Numerosi gli esempi al riguardo fatti dal presidente della Fondazione Gimbe: nessuna regione del Sud nella “Top 10” dei Livelli essenziali di assistenza (Lea) nel decennio 2010-2019; una mobilità sanitaria dal CentroSud al Nord, con tutte le regioni del Sud ad eccezione del Molise che hanno accumulato in totale un saldo negativo pari a 13,2 miliardi di euro nel periodo 2010-2021.

«Complessivamente, questi dati – aggiunge Cartabellottaconfermano che in sanità persistono inaccettabili diseguaglianze tra i 21 sistemi sanitari regionali. L’attuazione di maggiore autonomia in sanità, richiesta proprio dalle Regioni con le migliori performance sanitarie, non potrà che amplificare le diseguaglianze già esistenti».

Ma a rischio non è solo il meridione: l’ulteriore indebolimento dei servizi sanitari nel Mezzogiorno, infatti, rischia di generare un «effetto paradosso» nelle ricche regioni del Nord che, per la grave crisi di sostenibilità del Ssn, non possono aumentare in maniera illimitata la produzione di servizi e prestazioni sanitarie. Di conseguenza, un massivo incremento della mobilità verso queste regioni rischia di peggiorare l’assistenza sanitaria per i propri residenti. La Fondazione Gimbe conclude rinnovando la richiesta di eliminare la tutela della salute dalle competenze previste nell’attuazione dell’autonomia differenziata per le regioni ordinarie che la richiedano.

Il giudizio tranciante di Cartabellotta è stato rispedito al mittente dal ministro agli Affari regionali e le Autonomie, Roberto Calderoli: «il report della Fondazione Gimbe fotografa un fallimento della sanità nel Mezzogiorno e una difficoltà anche nelle Regioni del Nord in sanità, a legislazione e a Costituzione vigenti. Il report, comunque, si dimentica che la vituperata sanità parzialmente regionalizzata viene classificata in tutte le graduatorie mondiali tra le “Top ten” e, secondo Bloomberg, addirittura al terzo posto a livello mondiale. Per cui, con buona pace del Gimbe, noi stiamo male, ma non troppo, e tutto il resto del mondo sta peggio».

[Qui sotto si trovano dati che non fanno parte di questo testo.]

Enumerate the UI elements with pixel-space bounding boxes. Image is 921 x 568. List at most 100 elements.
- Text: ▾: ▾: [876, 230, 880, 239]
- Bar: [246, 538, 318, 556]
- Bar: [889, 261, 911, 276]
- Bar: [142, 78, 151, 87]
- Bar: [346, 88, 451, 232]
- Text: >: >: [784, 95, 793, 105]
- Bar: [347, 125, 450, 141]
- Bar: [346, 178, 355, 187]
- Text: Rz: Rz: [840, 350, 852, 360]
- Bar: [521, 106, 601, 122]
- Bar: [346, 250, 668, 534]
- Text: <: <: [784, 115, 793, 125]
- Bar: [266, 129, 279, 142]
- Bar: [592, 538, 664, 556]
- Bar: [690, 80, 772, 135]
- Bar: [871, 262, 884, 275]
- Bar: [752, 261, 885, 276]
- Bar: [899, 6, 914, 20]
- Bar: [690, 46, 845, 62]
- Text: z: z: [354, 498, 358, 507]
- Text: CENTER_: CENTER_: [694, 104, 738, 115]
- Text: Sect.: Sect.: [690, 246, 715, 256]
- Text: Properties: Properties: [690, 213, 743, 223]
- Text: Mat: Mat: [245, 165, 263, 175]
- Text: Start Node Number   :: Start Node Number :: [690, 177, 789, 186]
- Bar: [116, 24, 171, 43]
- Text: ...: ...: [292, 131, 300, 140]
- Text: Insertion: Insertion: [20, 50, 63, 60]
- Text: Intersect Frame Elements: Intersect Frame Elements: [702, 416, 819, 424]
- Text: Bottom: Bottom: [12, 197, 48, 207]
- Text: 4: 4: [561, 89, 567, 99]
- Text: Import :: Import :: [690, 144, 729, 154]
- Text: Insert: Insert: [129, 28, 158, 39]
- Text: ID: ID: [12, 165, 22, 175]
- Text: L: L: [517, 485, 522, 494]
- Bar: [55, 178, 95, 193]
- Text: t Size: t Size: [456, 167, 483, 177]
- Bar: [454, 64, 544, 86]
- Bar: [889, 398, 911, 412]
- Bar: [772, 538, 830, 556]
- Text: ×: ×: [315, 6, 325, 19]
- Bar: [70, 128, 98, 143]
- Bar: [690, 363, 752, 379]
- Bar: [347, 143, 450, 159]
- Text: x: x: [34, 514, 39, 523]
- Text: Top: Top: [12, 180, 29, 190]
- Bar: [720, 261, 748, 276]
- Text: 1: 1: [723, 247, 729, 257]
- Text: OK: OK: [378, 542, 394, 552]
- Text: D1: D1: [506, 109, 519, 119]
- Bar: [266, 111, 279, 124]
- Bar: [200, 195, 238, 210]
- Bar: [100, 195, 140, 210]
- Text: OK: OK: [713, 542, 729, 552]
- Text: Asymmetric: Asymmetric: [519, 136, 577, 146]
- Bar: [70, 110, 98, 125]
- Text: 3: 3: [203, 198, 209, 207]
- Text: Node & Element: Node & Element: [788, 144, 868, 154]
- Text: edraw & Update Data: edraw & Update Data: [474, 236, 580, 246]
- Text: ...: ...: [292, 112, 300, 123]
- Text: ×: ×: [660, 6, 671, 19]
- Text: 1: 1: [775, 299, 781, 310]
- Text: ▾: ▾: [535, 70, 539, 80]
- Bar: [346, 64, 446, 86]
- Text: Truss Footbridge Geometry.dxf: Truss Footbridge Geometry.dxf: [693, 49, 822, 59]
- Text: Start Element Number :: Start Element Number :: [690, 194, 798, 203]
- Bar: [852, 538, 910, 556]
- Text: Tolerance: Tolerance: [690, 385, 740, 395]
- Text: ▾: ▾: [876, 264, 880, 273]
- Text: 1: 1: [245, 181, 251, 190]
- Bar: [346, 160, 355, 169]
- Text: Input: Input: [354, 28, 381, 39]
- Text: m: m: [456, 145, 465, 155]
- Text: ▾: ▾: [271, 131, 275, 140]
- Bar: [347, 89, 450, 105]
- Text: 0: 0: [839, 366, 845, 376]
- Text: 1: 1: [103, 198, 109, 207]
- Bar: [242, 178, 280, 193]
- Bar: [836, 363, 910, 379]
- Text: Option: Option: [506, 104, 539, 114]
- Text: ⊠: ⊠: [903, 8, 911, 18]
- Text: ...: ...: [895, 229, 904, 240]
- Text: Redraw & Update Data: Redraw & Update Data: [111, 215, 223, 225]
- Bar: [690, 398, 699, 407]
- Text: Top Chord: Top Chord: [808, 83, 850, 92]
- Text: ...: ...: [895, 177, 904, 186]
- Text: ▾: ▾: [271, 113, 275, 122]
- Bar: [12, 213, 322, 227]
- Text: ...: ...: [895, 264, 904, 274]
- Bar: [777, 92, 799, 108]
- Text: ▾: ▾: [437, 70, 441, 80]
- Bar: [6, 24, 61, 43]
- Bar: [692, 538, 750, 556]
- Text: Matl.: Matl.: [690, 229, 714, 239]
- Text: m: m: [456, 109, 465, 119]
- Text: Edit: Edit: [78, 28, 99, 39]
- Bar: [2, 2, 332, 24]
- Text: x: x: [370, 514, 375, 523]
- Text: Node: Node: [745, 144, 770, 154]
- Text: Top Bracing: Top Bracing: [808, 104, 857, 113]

Per Calderoli «l’autonomia differenziata è stata proposta per rimediare al disastro del Sud e ai problemi del Nord, quindi per rendere più efficienti le prestazioni in tutto il Paese. Le regioni che vorranno accettare la sfida potranno raggiungere questo obiettivo. Quelle che vorranno accettare il rimedio di Gimbe, ovvero “quieta non movere”, saranno destinate a rimanere nel disastro rappresentato dalla Fondazione. Ci sono tanti aspetti da correggere nel sistema Paese, a partire dalla sanità? Sì, sono il primo a riconoscerlo. Sta di fatto che il tanto contestato ministro Calderoli, proponente dell’autonomia differenziata, è stato quello che, come ministro per gli Affari Regionali e le Autonomie, ha conseguito, con i ministri di settore e in Conferenza Stato-Regioni, un riparto del Fondo sanitario nazionale non solo basato sul parametro dell’età media di vita, ma anche su altri parametri, quale l’indice di mortalità e quello di deprivazione. Sono parametri sufficienti? Forse no – spiega ancora Calderoli – ce ne vorranno altri per individuare il reale fabbisogno delle regioni in campo sanitario, ma è paradossale che ad aprire questa strada sia un ministro accusato di dividere il Paese e di aumentare i divari. A me sembra di avere fatto il contrario e intendo proseguire su questa linea, piaccia o non piaccia a Gimbe e agli altri catastrofisti del Paese».